Sua leitura mais recente é “The Power of Creative Destruction” (numa tradução livre, “O poder da destruição criativa”, de Phillipe Aghion, um professor do College de France). “O crescimento de um país depende de quanto as pessoas estão dispostas a inovar, a investir em coisas novas. O país cresce porque inventou o carro, o iPhone, o Zoom. Antigamente, se achava que o crescimento acontecia com a acumulação de capital. O governo tem um papel para proteger o capitalismo do próprio capitalismo. O perigo é que o cara que inovou, inventou o iPhone, não vai querer deixar ninguém inventar mais nada. Nós temos que impedir que haja protecionismo. É o contrário do Brasil. A gente fechou o Brasil e não consegue fazer mais nada.”

 

Estamos nos preparando para levantar da mesa, e o papo entra em amenidades.
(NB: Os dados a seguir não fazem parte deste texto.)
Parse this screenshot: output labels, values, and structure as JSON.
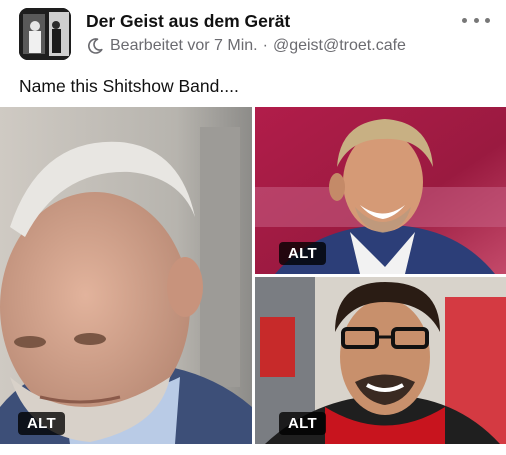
{
  "post": {
    "author": "Der Geist aus dem Gerät",
    "edited": "Bearbeitet vor 7 Min.",
    "separator": "·",
    "handle": "@geist@troet.cafe",
    "text": "Name this Shitshow Band...."
  },
  "icons": {
    "visibility": "moon-icon",
    "menu": "more-options-icon"
  },
  "media": [
    {
      "alt_label": "ALT"
    },
    {
      "alt_label": "ALT"
    },
    {
      "alt_label": "ALT"
    }
  ],
  "colors": {
    "text": "#111111",
    "meta": "#6b6b70",
    "alt_badge": "#000000"
  }
}
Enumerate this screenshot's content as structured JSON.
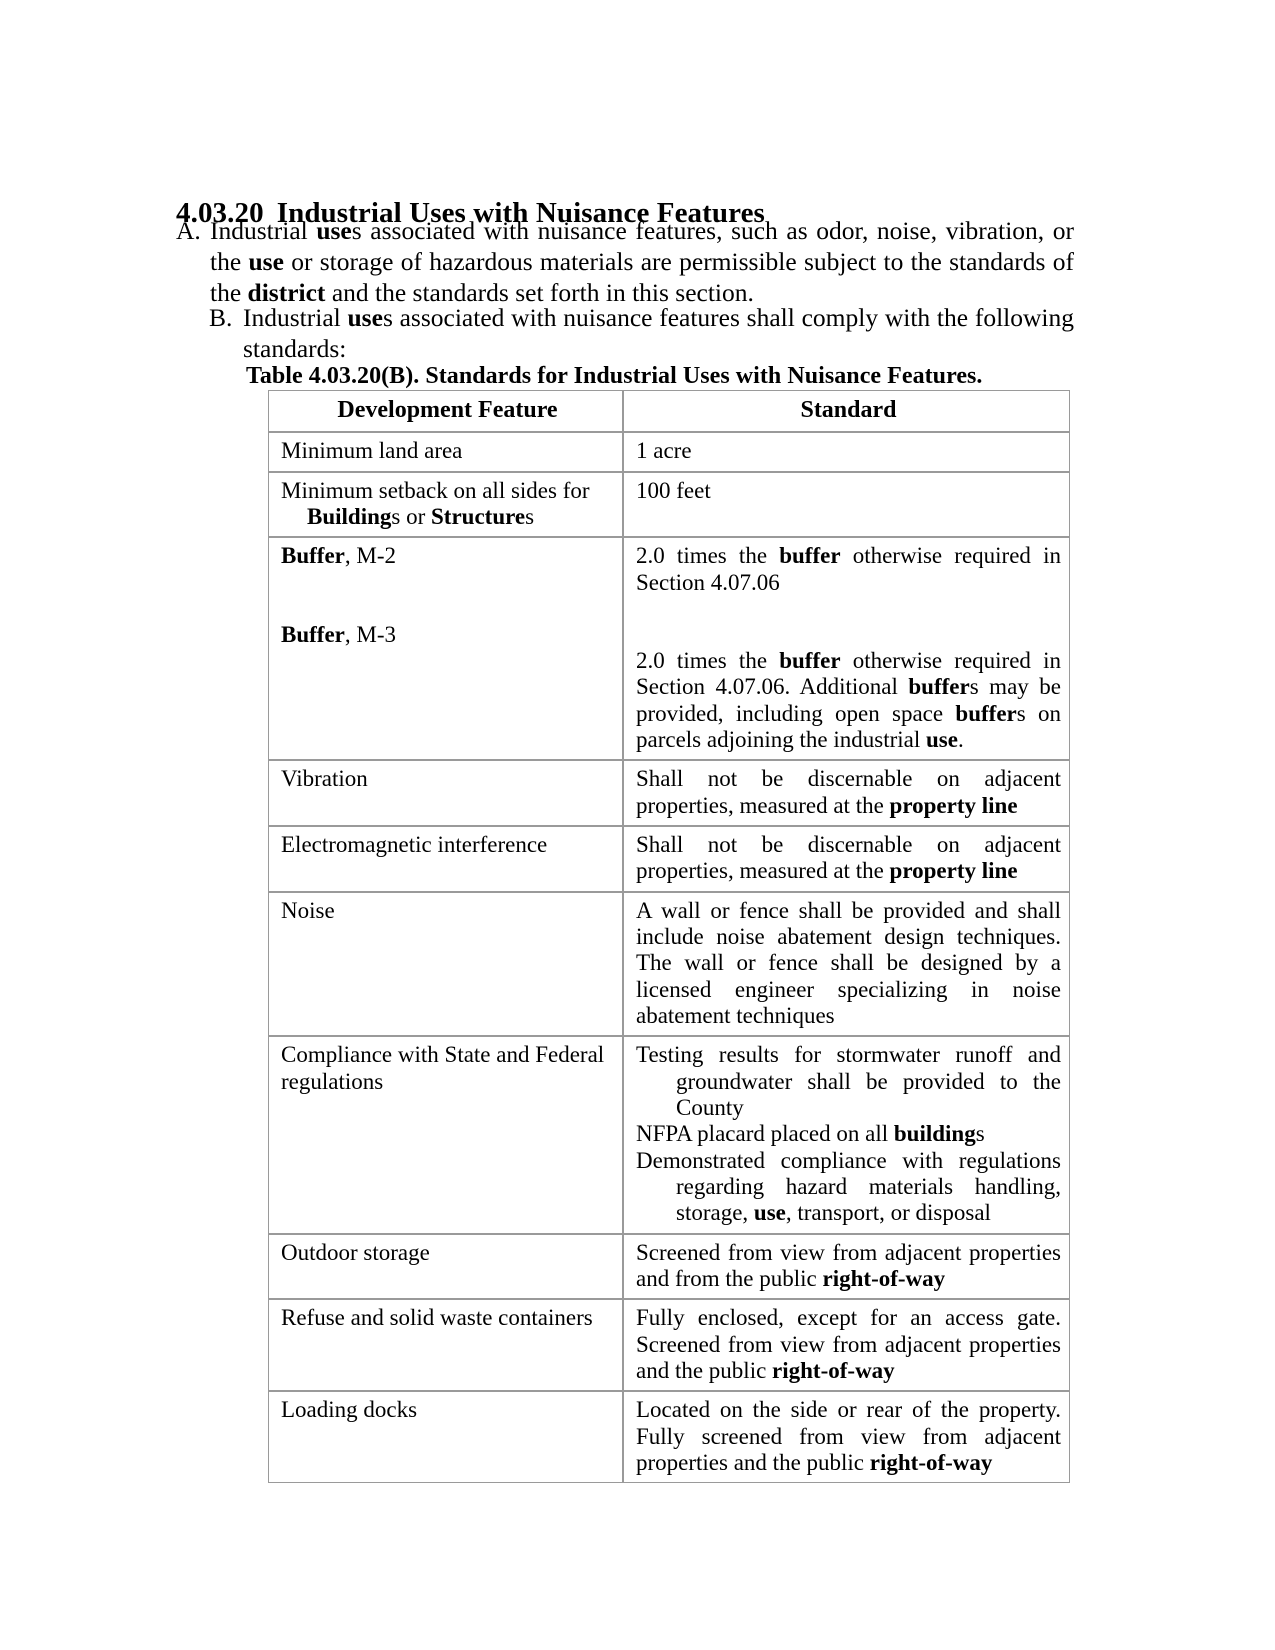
{
  "section": {
    "number": "4.03.20",
    "title": "Industrial Uses with Nuisance Features"
  },
  "paragraphs": [
    {
      "marker": "A.",
      "segments": [
        {
          "text": "Industrial ",
          "bold": false
        },
        {
          "text": "use",
          "bold": true
        },
        {
          "text": "s associated with nuisance features, such as odor, noise, vibration, or the ",
          "bold": false
        },
        {
          "text": "use",
          "bold": true
        },
        {
          "text": " or storage of hazardous materials are permissible subject to the standards of the ",
          "bold": false
        },
        {
          "text": "district",
          "bold": true
        },
        {
          "text": " and the standards set forth in this section.",
          "bold": false
        }
      ]
    },
    {
      "marker": "B.",
      "segments": [
        {
          "text": "Industrial ",
          "bold": false
        },
        {
          "text": "use",
          "bold": true
        },
        {
          "text": "s associated with nuisance features shall comply with the following standards:",
          "bold": false
        }
      ]
    }
  ],
  "table": {
    "caption": "Table 4.03.20(B).  Standards for Industrial Uses with Nuisance Features.",
    "caption_label": "Table 4.03.20(B).",
    "caption_text": "Standards for Industrial Uses with Nuisance Features.",
    "headers": {
      "feature": "Development Feature",
      "standard": "Standard"
    },
    "rows": [
      {
        "feature_segments": [
          {
            "text": "Minimum land area",
            "bold": false
          }
        ],
        "standard_segments": [
          {
            "text": "1 acre",
            "bold": false
          }
        ]
      },
      {
        "feature_segments": [
          {
            "text": "Minimum setback on all sides for",
            "bold": false
          },
          {
            "break": "indent"
          },
          {
            "text": "Building",
            "bold": true
          },
          {
            "text": "s or ",
            "bold": false
          },
          {
            "text": "Structure",
            "bold": true
          },
          {
            "text": "s",
            "bold": false
          }
        ],
        "standard_segments": [
          {
            "text": "100 feet",
            "bold": false
          }
        ]
      },
      {
        "feature_segments": [
          {
            "text": "Buffer",
            "bold": true
          },
          {
            "text": ", M-2",
            "bold": false
          },
          {
            "break": "gap"
          },
          {
            "text": "Buffer",
            "bold": true
          },
          {
            "text": ", M-3",
            "bold": false
          }
        ],
        "standard_segments": [
          {
            "text": "2.0 times the ",
            "bold": false
          },
          {
            "text": "buffer",
            "bold": true
          },
          {
            "text": " otherwise required in Section 4.07.06",
            "bold": false
          },
          {
            "break": "gap"
          },
          {
            "text": "2.0 times the ",
            "bold": false
          },
          {
            "text": "buffer",
            "bold": true
          },
          {
            "text": " otherwise required in Section 4.07.06.  Additional ",
            "bold": false
          },
          {
            "text": "buffer",
            "bold": true
          },
          {
            "text": "s may be provided, including open space ",
            "bold": false
          },
          {
            "text": "buffer",
            "bold": true
          },
          {
            "text": "s on parcels adjoining the industrial ",
            "bold": false
          },
          {
            "text": "use",
            "bold": true
          },
          {
            "text": ".",
            "bold": false
          }
        ]
      },
      {
        "feature_segments": [
          {
            "text": "Vibration",
            "bold": false
          }
        ],
        "standard_segments": [
          {
            "text": "Shall not be discernable on adjacent properties, measured at the ",
            "bold": false
          },
          {
            "text": "property line",
            "bold": true
          }
        ]
      },
      {
        "feature_segments": [
          {
            "text": "Electromagnetic interference",
            "bold": false
          }
        ],
        "standard_segments": [
          {
            "text": "Shall not be discernable on adjacent properties, measured at the ",
            "bold": false
          },
          {
            "text": "property line",
            "bold": true
          }
        ]
      },
      {
        "feature_segments": [
          {
            "text": "Noise",
            "bold": false
          }
        ],
        "standard_segments": [
          {
            "text": "A wall or fence shall be provided and shall include noise abatement design techniques.  The wall or fence shall be designed by a licensed engineer specializing in noise abatement techniques",
            "bold": false
          }
        ]
      },
      {
        "feature_segments": [
          {
            "text": "Compliance with State and Federal regulations",
            "bold": false
          }
        ],
        "standard_list": [
          [
            {
              "text": "Testing results for stormwater runoff and groundwater shall be provided to the County",
              "bold": false
            }
          ],
          [
            {
              "text": "NFPA placard placed on all ",
              "bold": false
            },
            {
              "text": "building",
              "bold": true
            },
            {
              "text": "s",
              "bold": false
            }
          ],
          [
            {
              "text": "Demonstrated compliance with regulations regarding hazard materials handling, storage, ",
              "bold": false
            },
            {
              "text": "use",
              "bold": true
            },
            {
              "text": ", transport, or disposal",
              "bold": false
            }
          ]
        ]
      },
      {
        "feature_segments": [
          {
            "text": "Outdoor storage",
            "bold": false
          }
        ],
        "standard_segments": [
          {
            "text": "Screened from view from adjacent properties and from the public ",
            "bold": false
          },
          {
            "text": "right-of-way",
            "bold": true
          }
        ]
      },
      {
        "feature_segments": [
          {
            "text": "Refuse and solid waste containers",
            "bold": false
          }
        ],
        "standard_segments": [
          {
            "text": "Fully enclosed, except for an access gate.  Screened from view from adjacent properties and the public ",
            "bold": false
          },
          {
            "text": "right-of-way",
            "bold": true
          }
        ]
      },
      {
        "feature_segments": [
          {
            "text": "Loading docks",
            "bold": false
          }
        ],
        "standard_segments": [
          {
            "text": "Located on the side or rear of the property.  Fully screened from view from adjacent properties and the public ",
            "bold": false
          },
          {
            "text": "right-of-way",
            "bold": true
          }
        ]
      }
    ]
  },
  "colors": {
    "text": "#000000",
    "page_background": "#ffffff",
    "table_border": "#9a9a9a"
  }
}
Nos momentos mais críticos da pandemia, a família de Ilan decidiu dispensar a empregada e passou a dividir as tarefas domésticas. “Eu estava convicto que fazia 20% do trabalho. Um dia a turma lá em casa me chamou e disse não, eu estava fazendo menos do que 20%.” Lamentou não ter tido a ideia, como o repórter, de comprar pratos, copos e talheres coloridos. “Na hora de tirar a mesa, tem sempre alguém que desaparece.” Em casa, ele é uma espécie mais radical de Anthony Fauci, o consultor para a pandemia da Casa Banca. Ilan define protocolos, é quem sabe das vacinas e de todas as medidas de segurança. Com isso, os Goldfajn estão adotando uma forma meio diferente de distanciamento social. “Minha filha foi para o Rio, meu filho está no exterior”, ri de si mesmo. “Ninguém me aguentou.”